The Environment
The current problems:
Almost all egg production currently depends on the use of soya in the hens’ feed, as a high protein source to help them produce so many eggs. The problem is our demand for soya as livestock feed is causing land to be cleared to grow more and more soya. This is destroying natural habitats and so the homes of wild animals, as well as releasing greenhouse gasses and fuelling climate change.
What’s more, livestock feed uses human-edible cereals which could feed humans directly. Plus, all the grain that’s grown to feed hens uses up land that could grow food for humans directly. This is a wasteful use of the planet’s limited resources because not all the calories from the hens’ feed is converted into human food (hens will use up lots by growing and moving etc). We could feed more people on the planet, and free up more land for nature, if we grew (and people ate) more plant-based food rather than feed to create so much meat, milk and eggs.
On top of all this, we waste so much food throughout the whole supply chain: e.g. at the farm, at the supermarket, and in people’s homes. Food waste globally exceeds 1.3 billion tonnes annually. When this goes to landfill, it emits huge amounts of global greenhouse gases as it rots: food waste is a major contributor to climate change, as well as a shameful waste of land, water and other resources.
Leaf & Feather’s solutions -
Eco Eggs:
Leaf & Feather is on a farm that doesn’t use synthetic fertilisers or pesticides, which increases soil health and biodiversity, helping soils to capture and store carbon to fight climate change. These organic principles are a way of working with nature at the centre, instead of fighting nature by using chemicals.
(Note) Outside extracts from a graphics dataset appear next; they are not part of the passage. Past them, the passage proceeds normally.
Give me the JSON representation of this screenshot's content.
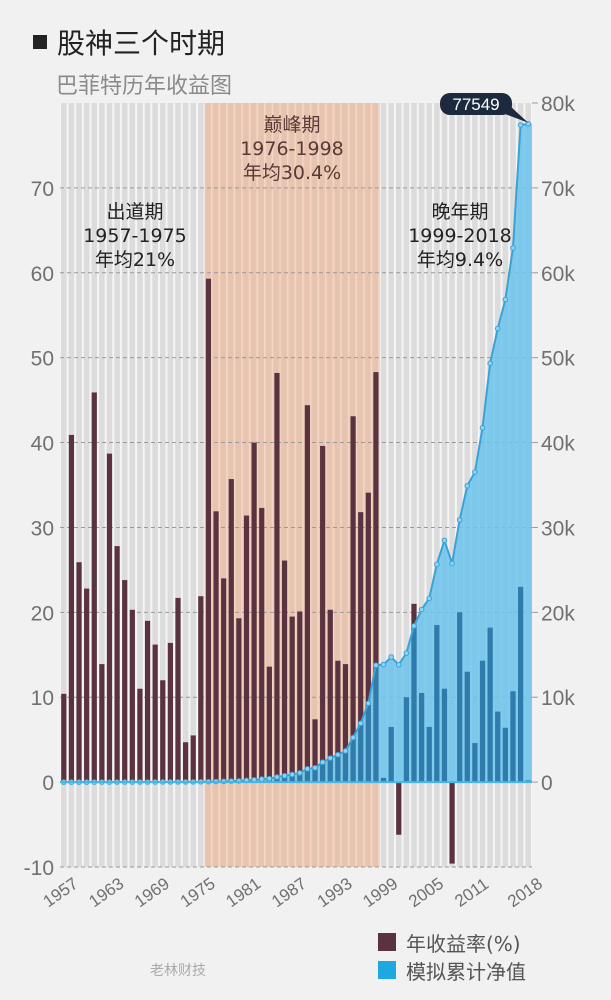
{
  "title": "股神三个时期",
  "subtitle": "巴菲特历年收益图",
  "watermark": "老林财技",
  "colors": {
    "bar_return": "#5b3340",
    "bar_return_in_area": "#2f7bab",
    "cumulative_area": "#6cc4ec",
    "cumulative_line": "#3aa3d6",
    "peak_band": "#e9c0a8",
    "stripe_bg": "#dcdcdc",
    "callout_bg": "#1c2a3e"
  },
  "chart_data": {
    "type": "bar+area",
    "title": "巴菲特历年收益图",
    "x": [
      1957,
      1958,
      1959,
      1960,
      1961,
      1962,
      1963,
      1964,
      1965,
      1966,
      1967,
      1968,
      1969,
      1970,
      1971,
      1972,
      1973,
      1974,
      1975,
      1976,
      1977,
      1978,
      1979,
      1980,
      1981,
      1982,
      1983,
      1984,
      1985,
      1986,
      1987,
      1988,
      1989,
      1990,
      1991,
      1992,
      1993,
      1994,
      1995,
      1996,
      1997,
      1998,
      1999,
      2000,
      2001,
      2002,
      2003,
      2004,
      2005,
      2006,
      2007,
      2008,
      2009,
      2010,
      2011,
      2012,
      2013,
      2014,
      2015,
      2016,
      2017,
      2018
    ],
    "x_tick_labels": [
      "1957",
      "1963",
      "1969",
      "1975",
      "1981",
      "1987",
      "1993",
      "1999",
      "2005",
      "2011",
      "2018"
    ],
    "series": [
      {
        "name": "年收益率(%)",
        "axis": "left",
        "kind": "bar",
        "values": [
          10.4,
          40.9,
          25.9,
          22.8,
          45.9,
          13.9,
          38.7,
          27.8,
          23.8,
          20.3,
          11.0,
          19.0,
          16.2,
          12.0,
          16.4,
          21.7,
          4.7,
          5.5,
          21.9,
          59.3,
          31.9,
          24.0,
          35.7,
          19.3,
          31.4,
          40.0,
          32.3,
          13.6,
          48.2,
          26.1,
          19.5,
          20.1,
          44.4,
          7.4,
          39.6,
          20.3,
          14.3,
          13.9,
          43.1,
          31.8,
          34.1,
          48.3,
          0.5,
          6.5,
          -6.2,
          10.0,
          21.0,
          10.5,
          6.5,
          18.5,
          11.0,
          -9.6,
          20.0,
          13.0,
          4.6,
          14.3,
          18.2,
          8.3,
          6.4,
          10.7,
          23.0,
          0.2
        ]
      },
      {
        "name": "模拟累计净值",
        "axis": "right",
        "kind": "area",
        "values": [
          1.1,
          1.6,
          2.0,
          2.4,
          3.5,
          4.0,
          5.5,
          7.1,
          8.8,
          10.6,
          11.7,
          13.9,
          16.2,
          18.1,
          21.1,
          25.7,
          26.9,
          28.4,
          34.6,
          55.1,
          72.7,
          90.2,
          122.4,
          146.0,
          191.8,
          268.5,
          355.3,
          403.6,
          598.1,
          754.3,
          901.3,
          1082.5,
          1563.2,
          1678.9,
          2343.8,
          2819.6,
          3222.8,
          3670.8,
          5253.0,
          6923.5,
          9284.4,
          13768.8,
          13837,
          14736,
          13822,
          15204,
          18397,
          20329,
          21650,
          25656,
          28478,
          25744,
          30893,
          34909,
          36515,
          41737,
          49333,
          53428,
          56847,
          62930,
          77404,
          77549
        ]
      }
    ],
    "left_axis": {
      "ylim": [
        -10,
        80
      ],
      "ticks": [
        "-10",
        "0",
        "10",
        "20",
        "30",
        "40",
        "50",
        "60",
        "70"
      ]
    },
    "right_axis": {
      "ylim": [
        -10000,
        80000
      ],
      "ticks": [
        "0",
        "10k",
        "20k",
        "30k",
        "40k",
        "50k",
        "60k",
        "70k",
        "80k"
      ]
    },
    "callout": "77549",
    "periods": [
      {
        "name": "出道期",
        "range": "1957-1975",
        "avg": "年均21%",
        "start": 1957,
        "end": 1975,
        "highlight": false
      },
      {
        "name": "巅峰期",
        "range": "1976-1998",
        "avg": "年均30.4%",
        "start": 1976,
        "end": 1998,
        "highlight": true
      },
      {
        "name": "晚年期",
        "range": "1999-2018",
        "avg": "年均9.4%",
        "start": 1999,
        "end": 2018,
        "highlight": false
      }
    ],
    "grid": true,
    "legend_position": "bottom-right"
  },
  "legend": [
    {
      "label": "年收益率(%)",
      "color": "#5b3340"
    },
    {
      "label": "模拟累计净值",
      "color": "#1ea8e0"
    }
  ]
}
Leaf and Feather, however, goes above and beyond this, through the way I feed my hens. The girls are fed on a local ‘waste’ product, in the form of organic oats not suitable for human consumption. The oats that don’t meet the specification for human consumption (due to grain size) would be wasted if they weren’t fed to the hens. The farm this oat ‘waste’ comes from is just 15 minutes from the hens’ doorstep, therefore reducing the emissions involved in the hens’ feed – commercial feed contains ingredients from overseas.
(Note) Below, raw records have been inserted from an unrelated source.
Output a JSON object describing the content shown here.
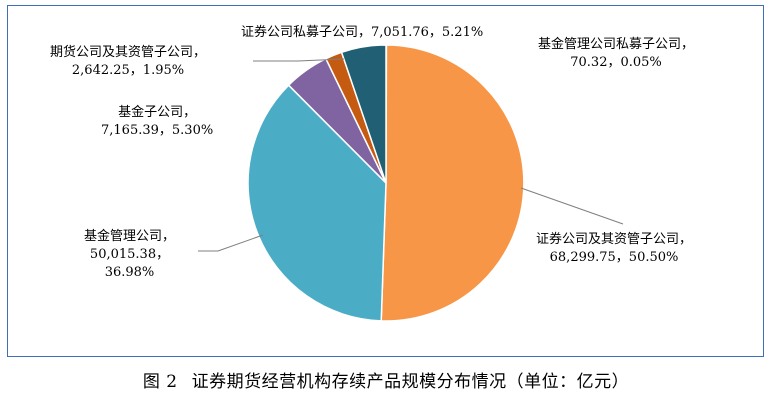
{
  "chart_data": {
    "type": "pie",
    "unit": "亿元",
    "slices": [
      {
        "label": "基金管理公司私募子公司",
        "value": 70.32,
        "pct": "0.05%",
        "value_text": "70.32",
        "color": "#e64e3d"
      },
      {
        "label": "证券公司及其资管子公司",
        "value": 68299.75,
        "pct": "50.50%",
        "value_text": "68,299.75",
        "color": "#f79646"
      },
      {
        "label": "基金管理公司",
        "value": 50015.38,
        "pct": "36.98%",
        "value_text": "50,015.38",
        "color": "#4bacc6"
      },
      {
        "label": "基金子公司",
        "value": 7165.39,
        "pct": "5.30%",
        "value_text": "7,165.39",
        "color": "#8064a2"
      },
      {
        "label": "期货公司及其资管子公司",
        "value": 2642.25,
        "pct": "1.95%",
        "value_text": "2,642.25",
        "color": "#c55a11"
      },
      {
        "label": "证券公司私募子公司",
        "value": 7051.76,
        "pct": "5.21%",
        "value_text": "7,051.76",
        "color": "#215f74"
      }
    ]
  },
  "labels": {
    "fund_private_sub": {
      "line1": "基金管理公司私募子公司，",
      "line2": "70.32，0.05%"
    },
    "sec_asset_mgmt": {
      "line1": "证券公司及其资管子公司，",
      "line2": "68,299.75，50.50%"
    },
    "fund_mgmt": {
      "line1": "基金管理公司，",
      "line2": "50,015.38，",
      "line3": "36.98%"
    },
    "fund_sub": {
      "line1": "基金子公司，",
      "line2": "7,165.39，5.30%"
    },
    "futures": {
      "line1": "期货公司及其资管子公司，",
      "line2": "2,642.25，1.95%"
    },
    "sec_private_sub": {
      "line1": "证券公司私募子公司，7,051.76，5.21%"
    }
  },
  "caption": {
    "figure_no": "图 2",
    "text": "证券期货经营机构存续产品规模分布情况（单位：亿元）"
  }
}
Using local food waste not only recycles this waste back into the food chain in order to feed us, but it also means land doesn’t have to be used to grow hen feed – instead it can be freed up to grow human food, and/or provide space for nature. And by not feeding the hens soya, no deforestation or other types of habitat destruction is implicated in Leaf and Feather eggs.
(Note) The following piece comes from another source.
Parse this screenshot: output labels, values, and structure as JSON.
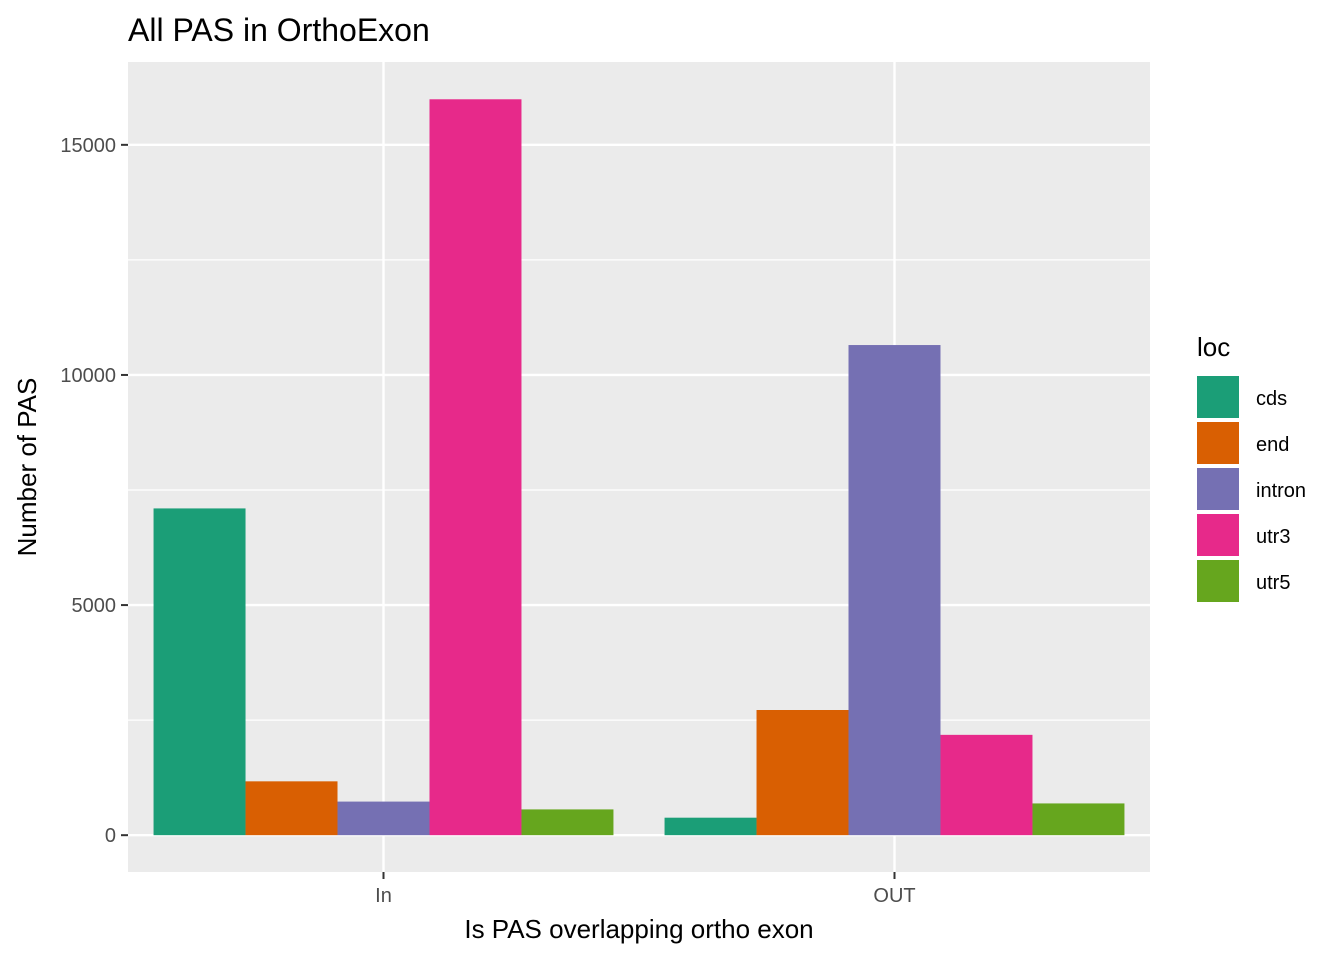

I also feed my hens insect larvae. I grow the larvae of black soldier flies on some of the waste organic oats, and other fruit and veg waste from the farm. Over the course of a couple of weeks they turn from tiny maggots into big juicy grubs – rich in oils and protein, and representing an entirely natural food source for the hens, unlike soya. Seeing the hens joyfully run and fly towards me when they see me carrying their tray of grubs tells me just how much they love this food – they were made to scratch around the land looking for tasty insects just like these ones. So, the insects help me recycle the food waste back into the food chain too.